A little bit about Y-DNA.

In males, the Y chromosome is one half of his 23rd chromosome pair. Females inherit an X chromosome from their mother and an X chromosome from their father, but males inherit an X from their mother and a Y from their father. Having a Y chromosome is what makes a person genetically male. Naturally, only males can take a Y-DNA test.

The Y chromosome is unique in that it is passed down the paternal line from father to son to son to son to son virtually unchanged over thousands of years. Very infrequently, changes do happen. These changes are called mutations. Once a son's Y is passed down with a mutation which his father's Y did not have, the mutated version will be passed down son to son to son to son. Because of this, we can see with incredible accuracy when and where mutations occur.

A Y-DNA test is sometimes called a "Surname Test." Typically, males do not change their surnames as women do, so if your Y-DNA test shows that most of your matches are named "Springsteen", then that's the surname almost every man who passed your Y chromosome down the line would have used since the start of passed-down surnames.

Almost every man.

Adoptions happen. Affairs happen. Kidnappings happen. Daddy-haters who change their names happen. But by and large, surnames generally remain the same or very similar for generations.

When my brother's Y-DNA results came in, the results were immediate and unquestionable. The Y chromosome which my brother had gotten from our father and he'd gotten from his father and he'd gotten from his father belonged to the line of men who for hundreds and hundreds of years had been using the surname Gleason, not Ward. We had 32 Y-DNA matches for the basic 37-marker test we initially bought.  Only 4 had names which were not Gleason or a close variant. When we upgraded and had 67 markers tested, only 2 of 11 matches had surnames that were not Gleason.

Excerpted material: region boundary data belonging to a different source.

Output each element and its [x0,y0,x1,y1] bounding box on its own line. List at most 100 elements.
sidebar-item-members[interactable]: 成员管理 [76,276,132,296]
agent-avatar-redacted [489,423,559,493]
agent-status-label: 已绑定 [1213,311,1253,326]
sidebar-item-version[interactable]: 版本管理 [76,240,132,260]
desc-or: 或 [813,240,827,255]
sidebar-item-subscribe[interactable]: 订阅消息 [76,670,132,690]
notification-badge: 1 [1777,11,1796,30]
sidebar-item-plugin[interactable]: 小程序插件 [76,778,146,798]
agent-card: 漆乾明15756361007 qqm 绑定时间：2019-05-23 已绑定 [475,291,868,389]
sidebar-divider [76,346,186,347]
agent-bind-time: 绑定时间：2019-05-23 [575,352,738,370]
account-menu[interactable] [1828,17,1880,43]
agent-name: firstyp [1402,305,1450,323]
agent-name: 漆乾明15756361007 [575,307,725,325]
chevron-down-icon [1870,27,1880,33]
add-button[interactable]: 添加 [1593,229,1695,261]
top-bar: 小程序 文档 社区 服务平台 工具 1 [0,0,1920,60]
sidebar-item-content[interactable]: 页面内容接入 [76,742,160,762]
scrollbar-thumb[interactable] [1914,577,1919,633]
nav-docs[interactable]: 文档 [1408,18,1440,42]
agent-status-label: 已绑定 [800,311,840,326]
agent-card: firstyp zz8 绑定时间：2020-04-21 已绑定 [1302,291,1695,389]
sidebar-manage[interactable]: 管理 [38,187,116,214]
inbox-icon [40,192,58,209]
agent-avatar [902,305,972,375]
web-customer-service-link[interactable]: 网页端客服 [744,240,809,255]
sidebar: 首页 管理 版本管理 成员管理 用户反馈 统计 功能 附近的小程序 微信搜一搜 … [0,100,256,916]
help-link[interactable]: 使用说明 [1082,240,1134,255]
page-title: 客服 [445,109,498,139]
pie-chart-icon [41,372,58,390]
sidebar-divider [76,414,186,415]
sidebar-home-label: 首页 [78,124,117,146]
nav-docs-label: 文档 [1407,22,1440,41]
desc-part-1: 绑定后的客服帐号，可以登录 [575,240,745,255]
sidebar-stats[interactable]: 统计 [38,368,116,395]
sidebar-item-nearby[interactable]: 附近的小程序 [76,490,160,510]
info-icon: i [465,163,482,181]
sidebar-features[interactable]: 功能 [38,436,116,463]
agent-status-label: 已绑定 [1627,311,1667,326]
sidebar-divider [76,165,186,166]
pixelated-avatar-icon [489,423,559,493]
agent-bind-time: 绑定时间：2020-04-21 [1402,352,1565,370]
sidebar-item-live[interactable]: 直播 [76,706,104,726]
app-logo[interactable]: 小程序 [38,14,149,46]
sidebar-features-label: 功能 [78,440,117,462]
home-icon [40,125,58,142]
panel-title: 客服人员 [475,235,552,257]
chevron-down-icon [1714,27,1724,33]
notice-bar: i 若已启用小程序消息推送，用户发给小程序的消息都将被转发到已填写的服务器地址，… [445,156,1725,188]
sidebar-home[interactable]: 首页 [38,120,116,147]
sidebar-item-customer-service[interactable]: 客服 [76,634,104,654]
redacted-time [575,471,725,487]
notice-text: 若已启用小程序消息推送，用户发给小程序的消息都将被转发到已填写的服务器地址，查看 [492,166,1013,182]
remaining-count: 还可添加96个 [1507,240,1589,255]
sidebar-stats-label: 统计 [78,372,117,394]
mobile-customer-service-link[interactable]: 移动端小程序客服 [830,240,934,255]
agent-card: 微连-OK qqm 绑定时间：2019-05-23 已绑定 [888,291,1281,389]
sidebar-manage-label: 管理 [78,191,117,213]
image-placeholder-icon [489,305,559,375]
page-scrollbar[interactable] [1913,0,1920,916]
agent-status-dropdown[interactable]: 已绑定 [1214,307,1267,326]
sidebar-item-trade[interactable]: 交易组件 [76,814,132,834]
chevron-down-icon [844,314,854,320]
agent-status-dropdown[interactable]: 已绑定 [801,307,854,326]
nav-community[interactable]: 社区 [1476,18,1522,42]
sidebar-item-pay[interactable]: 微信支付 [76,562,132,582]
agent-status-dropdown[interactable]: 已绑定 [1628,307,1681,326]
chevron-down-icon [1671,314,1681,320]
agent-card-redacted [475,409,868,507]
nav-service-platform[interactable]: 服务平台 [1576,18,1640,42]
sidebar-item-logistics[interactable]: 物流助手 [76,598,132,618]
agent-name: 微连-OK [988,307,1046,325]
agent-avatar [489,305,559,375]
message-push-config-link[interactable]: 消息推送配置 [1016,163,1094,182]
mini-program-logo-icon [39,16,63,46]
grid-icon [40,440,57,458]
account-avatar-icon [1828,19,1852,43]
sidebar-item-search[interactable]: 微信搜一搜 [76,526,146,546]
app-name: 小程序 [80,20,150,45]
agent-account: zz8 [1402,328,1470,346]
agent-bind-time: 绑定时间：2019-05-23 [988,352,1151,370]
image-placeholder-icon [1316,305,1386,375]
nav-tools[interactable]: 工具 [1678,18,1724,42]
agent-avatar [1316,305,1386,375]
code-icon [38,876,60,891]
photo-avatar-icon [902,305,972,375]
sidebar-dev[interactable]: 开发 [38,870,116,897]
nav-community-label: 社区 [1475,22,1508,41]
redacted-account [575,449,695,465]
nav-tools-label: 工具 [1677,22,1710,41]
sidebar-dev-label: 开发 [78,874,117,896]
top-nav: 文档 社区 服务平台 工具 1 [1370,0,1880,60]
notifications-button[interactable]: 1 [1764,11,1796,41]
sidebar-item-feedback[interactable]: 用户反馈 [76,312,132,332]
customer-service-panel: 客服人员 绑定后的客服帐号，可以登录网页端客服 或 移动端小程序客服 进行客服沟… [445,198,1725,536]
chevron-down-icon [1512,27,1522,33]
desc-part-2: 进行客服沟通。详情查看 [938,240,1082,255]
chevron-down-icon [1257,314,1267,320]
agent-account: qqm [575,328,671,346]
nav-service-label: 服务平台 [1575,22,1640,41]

Of course, having gotten this earth-shattering new information, we immediately turned our attention to finding our mysterious Gleason ancestor and figuring out how Henry Gleason Ward ended up in the care of Mary Wallace Ward. We ordered more tests for more siblings and breathlessly awaited the results.

Not.

DNA results can be confusing. Let's face it, none of us is begging to go back to 10th Grade Biology class. Sure, most of us remember something about a double helix and that mitochondria is the powerhouse of the cell, but frankly, it's been more than a few years since most of us have had to think about Deoxyribonucleic Acid. (Spelling it correctly was once a bonus question on one of my high school biology quizzes. I think you'll agree my Fernandina Beach High School education has paid off in spades.)

When you're expecting to see Ward all over a match page and see Gleason instead, you think you know what it means and you're pretty sure you should do something with that information, but you're not exactly sure what. By an extremely fortunate coincidence, the Gleason Surname Project on Family Tree DNA is the surname project to which all others aspire. The admins actively recruit anyone with the surname Gleason to test their DNA and add it to the database.

Almost immediately after our results showed we belonged to the Gleason Y DNA line, Judith Claasen, one of the admins, sent an email in which she very diplomatically noted that although our surname didn't match, it appeared we were Gleason descendants. She asked if we'd like to join the project, which we did. Emails were exchanged, and Judith's knowledge and willingness to help allowed us to make sense of our results. Another genealogist, Maud Gleason, went out of her way to help us, exchanging emails with Judith on our behalf, asking questions we didn't even know how to ask.

We Gleasons are not just devastatingly attractive. We're also incredibly helpful.